FedEx is not certified mail, Utah Court of Appeals declares in overturning ruling

Posted at 11:07 AM, Jan 07, 2018
and last updated 2018-01-07 13:10:49-05

SALT LAKE CITY — The state appeals court has overturned a ruling against a Juab County company because the Labor Commission sent a notice of violation via FedEx and not U.S. Postal Service.

In a ruling published Saturday night, the Utah Court of Appeals declared that you can’t call it “certified mail” unless you send it through the postal service.

The case centers around a 2016 safety violation citation issued to John Kuhni & Sons, an animal rendering plant near Levan, in central Utah.

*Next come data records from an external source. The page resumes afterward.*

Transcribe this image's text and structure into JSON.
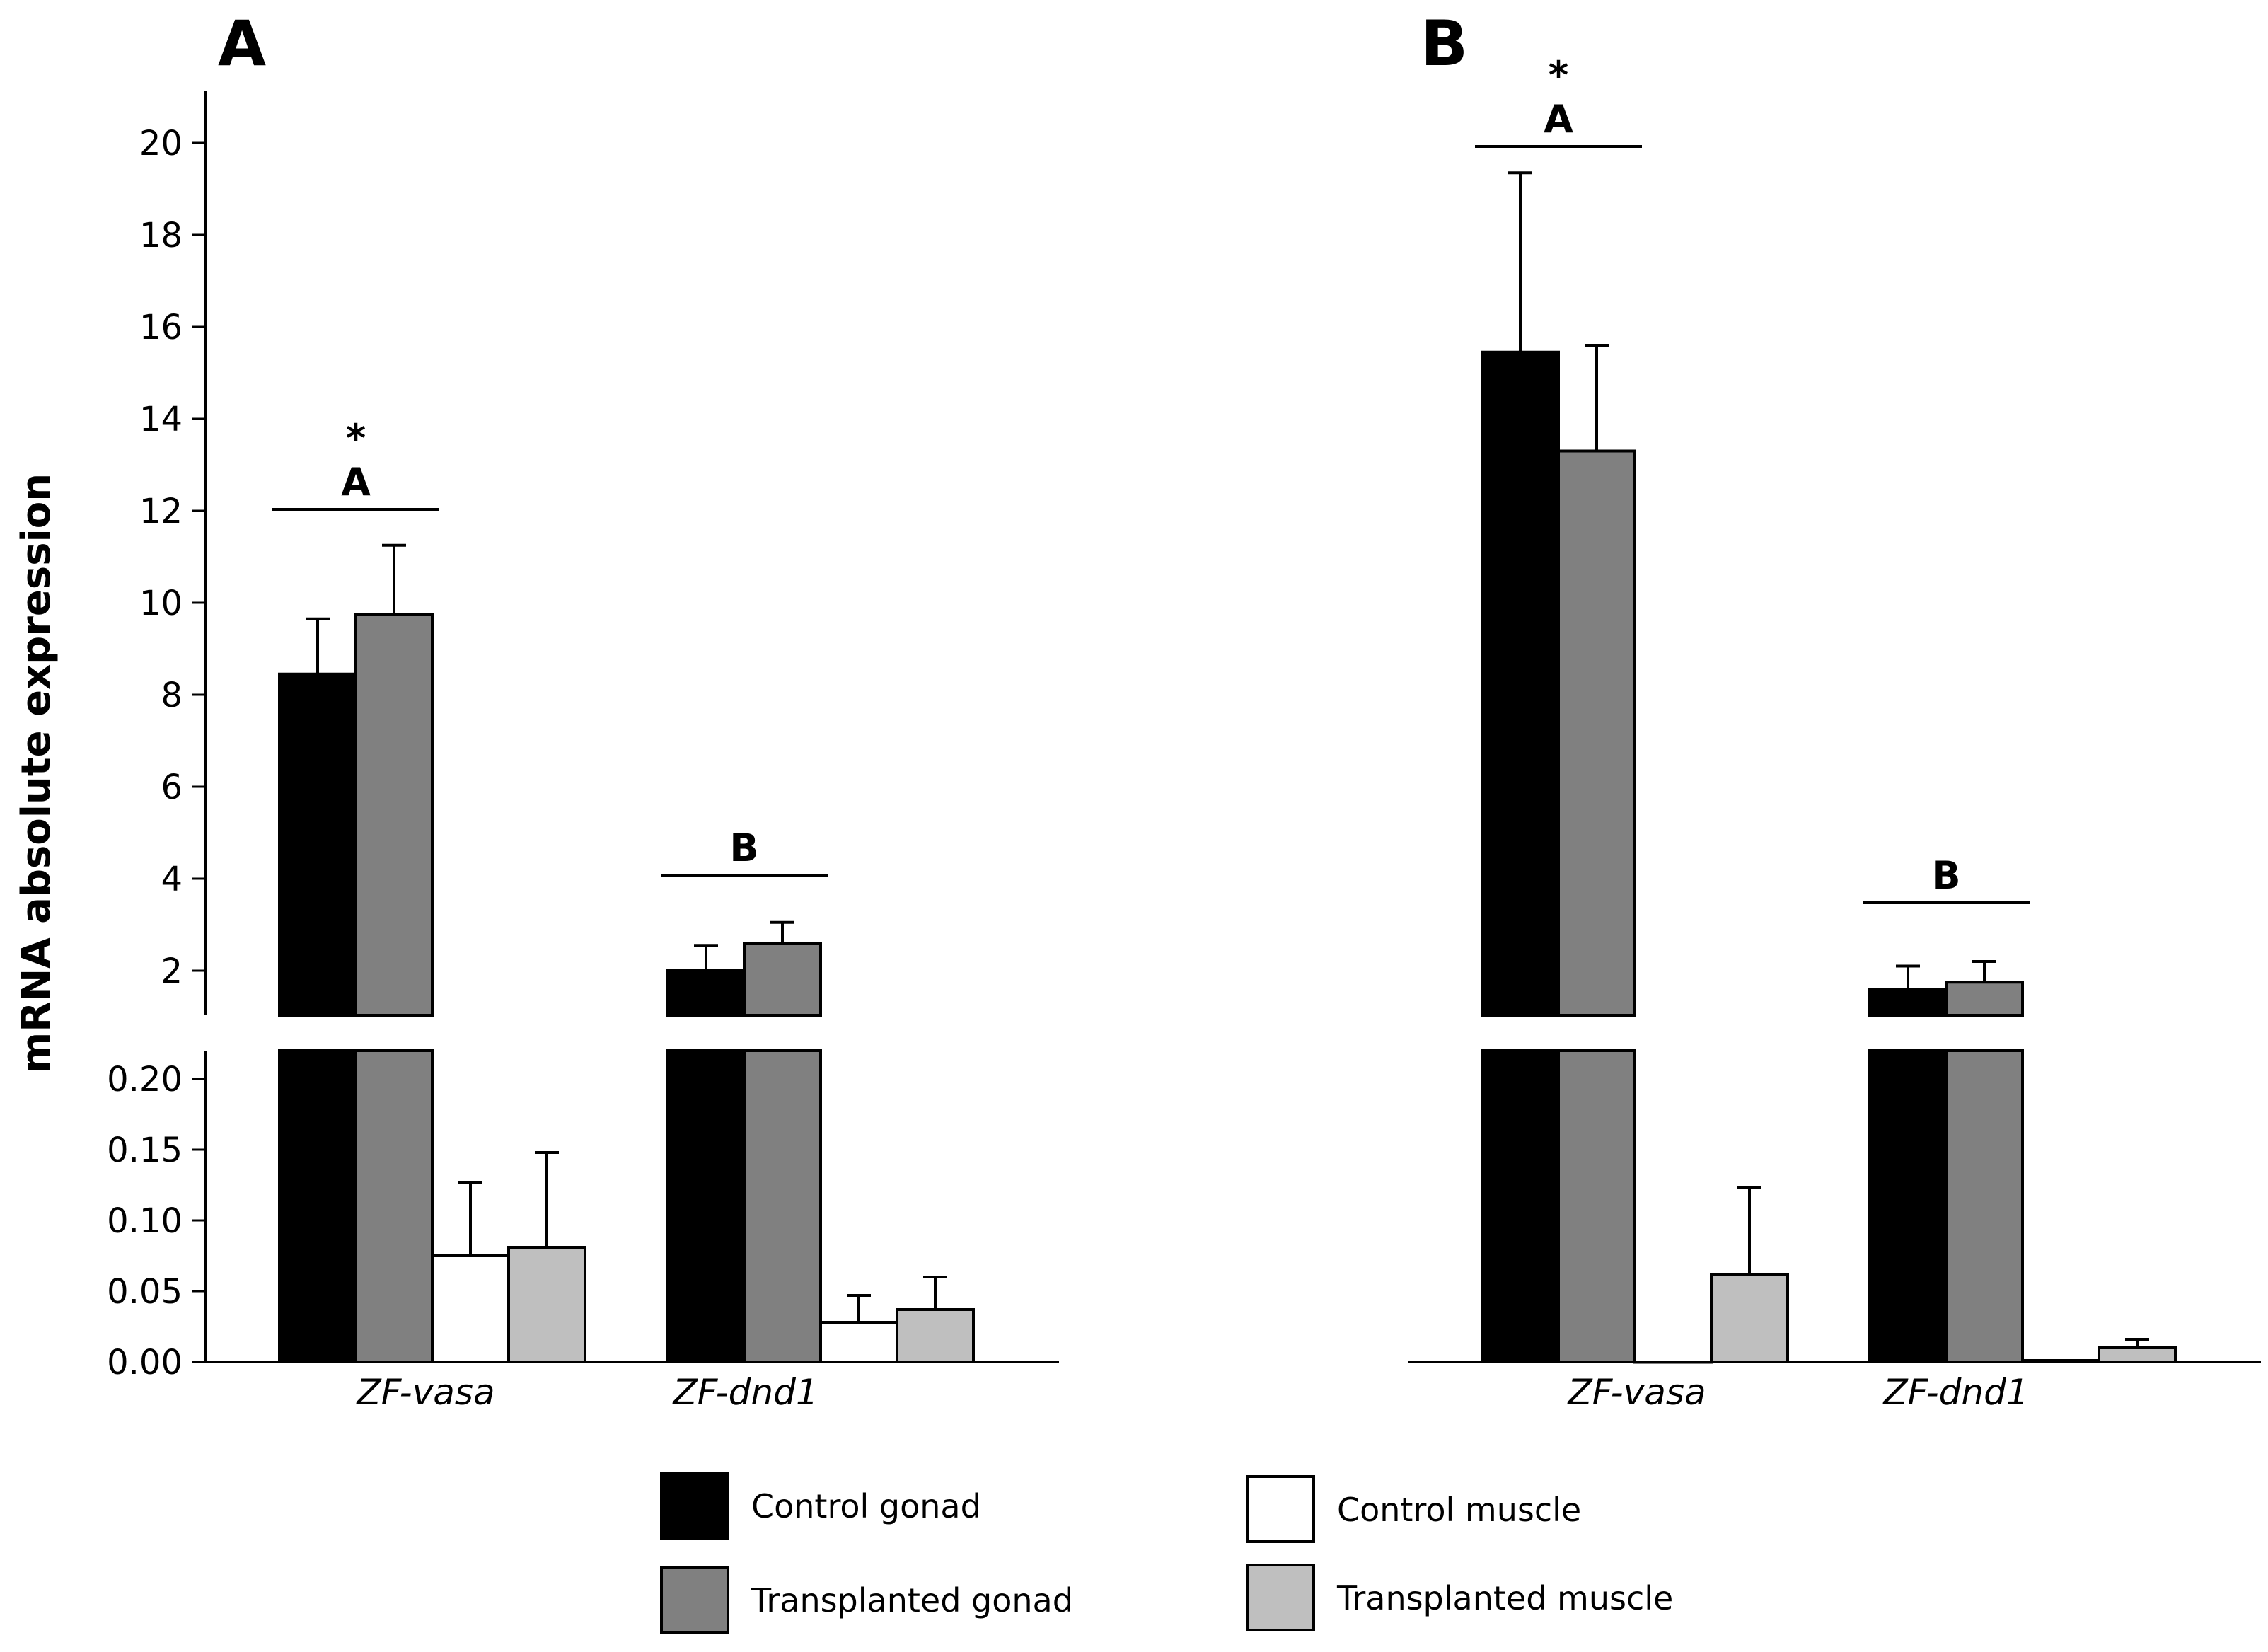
{
  "chart_data": {
    "type": "bar",
    "ylabel": "mRNA absolute expression",
    "categories": [
      "ZF-vasa",
      "ZF-dnd1"
    ],
    "series_names": [
      "Control gonad",
      "Transplanted gonad",
      "Control muscle",
      "Transplanted muscle"
    ],
    "series_colors": [
      "#000000",
      "#808080",
      "#ffffff",
      "#bfbfbf"
    ],
    "y_axis_break": true,
    "upper_axis": {
      "ylim": [
        1,
        21.2
      ],
      "ticks": [
        "2",
        "4",
        "6",
        "8",
        "10",
        "12",
        "14",
        "16",
        "18",
        "20"
      ]
    },
    "lower_axis": {
      "ylim": [
        0,
        0.22
      ],
      "ticks": [
        "0.00",
        "0.05",
        "0.10",
        "0.15",
        "0.20"
      ]
    },
    "panels": [
      {
        "label": "A",
        "groups": [
          {
            "category": "ZF-vasa",
            "letter": "A",
            "star": "*",
            "values": [
              8.45,
              9.75,
              0.075,
              0.081
            ],
            "errors": [
              1.2,
              1.5,
              0.052,
              0.067
            ]
          },
          {
            "category": "ZF-dnd1",
            "letter": "B",
            "star": "",
            "values": [
              2.0,
              2.6,
              0.028,
              0.037
            ],
            "errors": [
              0.55,
              0.45,
              0.019,
              0.023
            ]
          }
        ]
      },
      {
        "label": "B",
        "groups": [
          {
            "category": "ZF-vasa",
            "letter": "A",
            "star": "*",
            "values": [
              15.45,
              13.3,
              0.0,
              0.062
            ],
            "errors": [
              3.9,
              2.3,
              0.0,
              0.061
            ]
          },
          {
            "category": "ZF-dnd1",
            "letter": "B",
            "star": "",
            "values": [
              1.6,
              1.75,
              0.001,
              0.01
            ],
            "errors": [
              0.5,
              0.45,
              0.0,
              0.006
            ]
          }
        ]
      }
    ]
  },
  "legend": {
    "items": [
      {
        "label": "Control gonad",
        "color": "#000000"
      },
      {
        "label": "Transplanted gonad",
        "color": "#808080"
      },
      {
        "label": "Control muscle",
        "color": "#ffffff"
      },
      {
        "label": "Transplanted muscle",
        "color": "#bfbfbf"
      }
    ]
  }
}
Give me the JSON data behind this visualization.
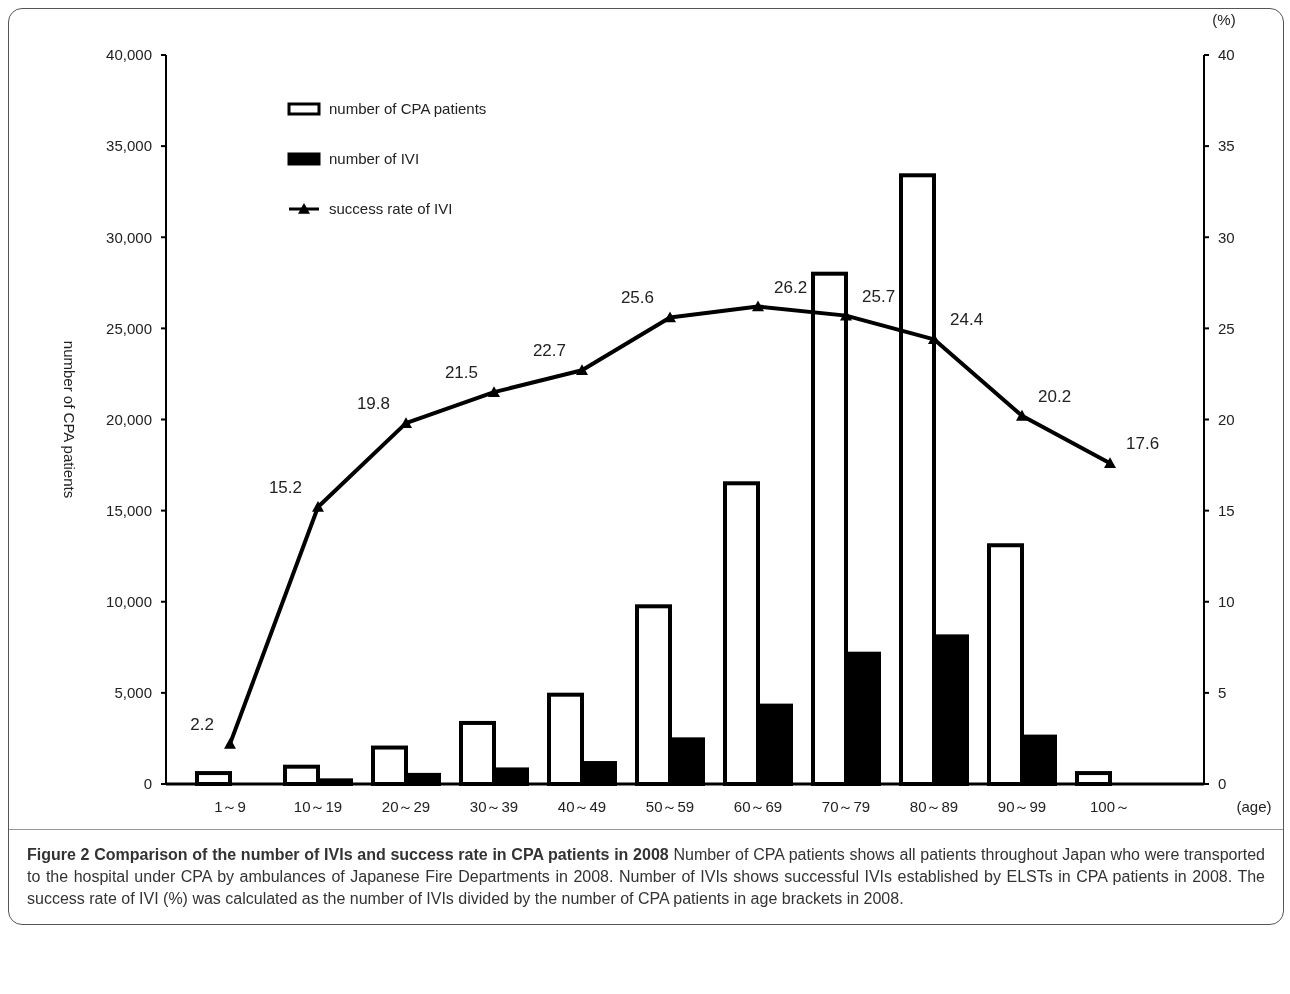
{
  "chart_data": {
    "type": "bar",
    "title": "Figure 2 Comparison of the number of IVIs and success rate in CPA patients in 2008",
    "ylabel": "number of CPA patients",
    "y2label": "(%)",
    "xlabel": "(age)",
    "categories": [
      "1～9",
      "10～19",
      "20～29",
      "30～39",
      "40～49",
      "50～59",
      "60～69",
      "70～79",
      "80～89",
      "90～99",
      "100～"
    ],
    "series": [
      {
        "name": "number of CPA patients",
        "color": "#ffffff",
        "values": [
          600,
          950,
          2000,
          3350,
          4900,
          9750,
          16500,
          28000,
          33400,
          13100,
          600
        ]
      },
      {
        "name": "number of IVI",
        "color": "#000000",
        "values": [
          null,
          200,
          500,
          800,
          1150,
          2450,
          4300,
          7150,
          8100,
          2600,
          null
        ]
      },
      {
        "name": "success rate of IVI",
        "type": "line",
        "axis": "y2",
        "color": "#000000",
        "marker": "triangle",
        "values": [
          2.2,
          15.2,
          19.8,
          21.5,
          22.7,
          25.6,
          26.2,
          25.7,
          24.4,
          20.2,
          17.6
        ],
        "value_labels": [
          "2.2",
          "15.2",
          "19.8",
          "21.5",
          "22.7",
          "25.6",
          "26.2",
          "25.7",
          "24.4",
          "20.2",
          "17.6"
        ]
      }
    ],
    "ylim": [
      0,
      40000
    ],
    "yticks": [
      {
        "value": 0,
        "label": "0"
      },
      {
        "value": 5000,
        "label": "5,000"
      },
      {
        "value": 10000,
        "label": "10,000"
      },
      {
        "value": 15000,
        "label": "15,000"
      },
      {
        "value": 20000,
        "label": "20,000"
      },
      {
        "value": 25000,
        "label": "25,000"
      },
      {
        "value": 30000,
        "label": "30,000"
      },
      {
        "value": 35000,
        "label": "35,000"
      },
      {
        "value": 40000,
        "label": "40,000"
      }
    ],
    "y2lim": [
      0,
      40
    ],
    "y2ticks": [
      0,
      5,
      10,
      15,
      20,
      25,
      30,
      35,
      40
    ],
    "legend": "top left",
    "grid": false,
    "annotations": [
      "Number of CPA patients shows all patients throughout Japan who were transported to the hospital under CPA by ambulances of Japanese Fire Departments in 2008. Number of IVIs shows successful IVIs established by ELSTs in CPA patients in 2008. The success rate of IVI (%) was calculated as the number of IVIs divided by the number of CPA patients in age brackets in 2008."
    ]
  }
}
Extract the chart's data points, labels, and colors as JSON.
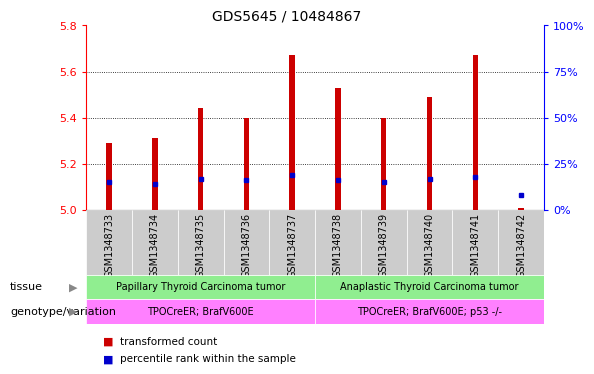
{
  "title": "GDS5645 / 10484867",
  "samples": [
    "GSM1348733",
    "GSM1348734",
    "GSM1348735",
    "GSM1348736",
    "GSM1348737",
    "GSM1348738",
    "GSM1348739",
    "GSM1348740",
    "GSM1348741",
    "GSM1348742"
  ],
  "transformed_count": [
    5.29,
    5.31,
    5.44,
    5.4,
    5.67,
    5.53,
    5.4,
    5.49,
    5.67,
    5.01
  ],
  "percentile_rank": [
    15,
    14,
    17,
    16,
    19,
    16,
    15,
    17,
    18,
    8
  ],
  "ylim_left": [
    5.0,
    5.8
  ],
  "ylim_right": [
    0,
    100
  ],
  "yticks_left": [
    5.0,
    5.2,
    5.4,
    5.6,
    5.8
  ],
  "yticks_right": [
    0,
    25,
    50,
    75,
    100
  ],
  "ytick_labels_right": [
    "0%",
    "25%",
    "50%",
    "75%",
    "100%"
  ],
  "bar_color": "#cc0000",
  "dot_color": "#0000cc",
  "tissue_group1": "Papillary Thyroid Carcinoma tumor",
  "tissue_group2": "Anaplastic Thyroid Carcinoma tumor",
  "tissue_color": "#90ee90",
  "genotype_group1": "TPOCreER; BrafV600E",
  "genotype_group2": "TPOCreER; BrafV600E; p53 -/-",
  "genotype_color": "#ff80ff",
  "group1_count": 5,
  "group2_count": 5,
  "legend_red": "transformed count",
  "legend_blue": "percentile rank within the sample",
  "tissue_label": "tissue",
  "genotype_label": "genotype/variation",
  "xlabel_bg": "#cccccc",
  "bar_width": 0.12
}
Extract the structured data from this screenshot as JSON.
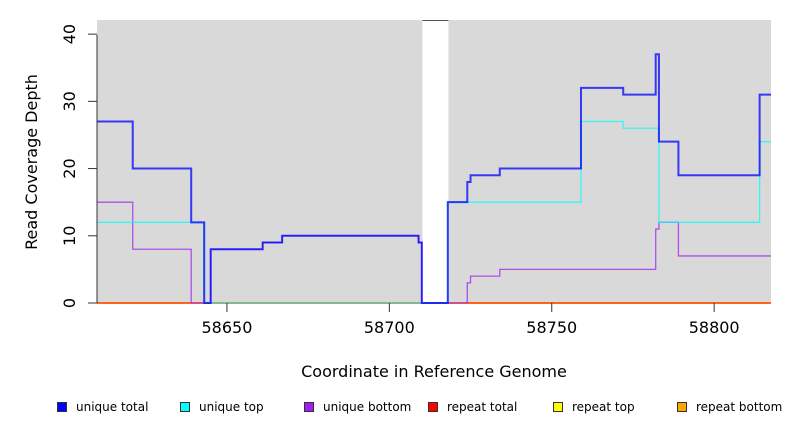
{
  "chart_data": {
    "type": "line",
    "step": true,
    "xlabel": "Coordinate in Reference Genome",
    "ylabel": "Read Coverage Depth",
    "xlim": [
      58610,
      58817.5
    ],
    "ylim": [
      0,
      42.1
    ],
    "xticks": [
      58650,
      58700,
      58750,
      58800
    ],
    "xtick_labels": [
      "58650",
      "58700",
      "58750",
      "58800"
    ],
    "yticks": [
      0,
      10,
      20,
      30,
      40
    ],
    "ytick_labels": [
      "0",
      "10",
      "20",
      "30",
      "40"
    ],
    "background_color": "#d9d9d9",
    "gaps": [
      [
        58710.2,
        58718.2
      ]
    ],
    "legend_position": "bottom",
    "series": [
      {
        "name": "unique total",
        "color": "#0000ff",
        "steps": [
          [
            58610,
            27
          ],
          [
            58621,
            20
          ],
          [
            58639,
            12
          ],
          [
            58643,
            0
          ],
          [
            58645,
            8
          ],
          [
            58661,
            9
          ],
          [
            58667,
            10
          ],
          [
            58709,
            9
          ],
          [
            58710,
            0
          ],
          [
            58718,
            15
          ],
          [
            58724,
            18
          ],
          [
            58725,
            19
          ],
          [
            58734,
            20
          ],
          [
            58759,
            32
          ],
          [
            58772,
            31
          ],
          [
            58782,
            37
          ],
          [
            58783,
            24
          ],
          [
            58789,
            19
          ],
          [
            58814,
            31
          ],
          [
            58817.5,
            31
          ]
        ]
      },
      {
        "name": "unique top",
        "color": "#00ffff",
        "steps": [
          [
            58610,
            12
          ],
          [
            58643,
            0
          ],
          [
            58718,
            15
          ],
          [
            58759,
            27
          ],
          [
            58772,
            26
          ],
          [
            58783,
            12
          ],
          [
            58814,
            24
          ],
          [
            58817.5,
            24
          ]
        ]
      },
      {
        "name": "unique bottom",
        "color": "#a020f0",
        "steps": [
          [
            58610,
            15
          ],
          [
            58621,
            8
          ],
          [
            58639,
            0
          ],
          [
            58645,
            8
          ],
          [
            58661,
            9
          ],
          [
            58667,
            10
          ],
          [
            58709,
            9
          ],
          [
            58710,
            0
          ],
          [
            58724,
            3
          ],
          [
            58725,
            4
          ],
          [
            58734,
            5
          ],
          [
            58782,
            11
          ],
          [
            58783,
            12
          ],
          [
            58789,
            7
          ],
          [
            58817.5,
            7
          ]
        ]
      },
      {
        "name": "repeat total",
        "color": "#ff0000",
        "steps": [
          [
            58610,
            0
          ],
          [
            58817.5,
            0
          ]
        ]
      },
      {
        "name": "repeat top",
        "color": "#ffff00",
        "steps": [
          [
            58610,
            0
          ],
          [
            58817.5,
            0
          ]
        ]
      },
      {
        "name": "repeat bottom",
        "color": "#ffa500",
        "steps": [
          [
            58610,
            0
          ],
          [
            58817.5,
            0
          ]
        ]
      }
    ]
  }
}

On Feb. 23, 2016, the Utah Labor Commission sent the citation to Kuhni & Sons via FedEx, the ruling states.

“There is no dispute that FedEx successfully delivered the Citation to Kuhni; indeed, one of Kuhni’s employees signed a receipt acknowledging delivery of the Citation on February 25, 2016, at 11:54 a.m,” Judge Ryan Harris wrote.

The citation had written notices about Kuhni & Sons’ right to appeal within 30 days. The ruling states the company didn’t formally contest the citation until June 6, 2016.

“Kuhni opposed the State’s motion, arguing that the thirty-day clock never started ticking because the State sent the Citation via FedEx rather than by ‘certified mail’ through the United States Postal Service,” Judge Harris wrote.

Kuhni & Sons’ argument went all the way to the Utah Court of Appeals, which sided with the company. Speaking for the three-judge panel in his ruling, Judge Harris acknowledged Kuhni’s argument is a technical one — but they are not wrong, he wrote.

“Because we are persuaded that the term ‘certified mail,’ as used in the relevant statute, encompasses only items sent via certified mail through the United States Postal Service, we hold that the State did not properly serve Kuhni when it sent the Citation to Kuhni via FedEx,” the ruling states.

The Utah Court of Appeals sent the case back to the Utah Labor Commission’s Appeals Board for consideration.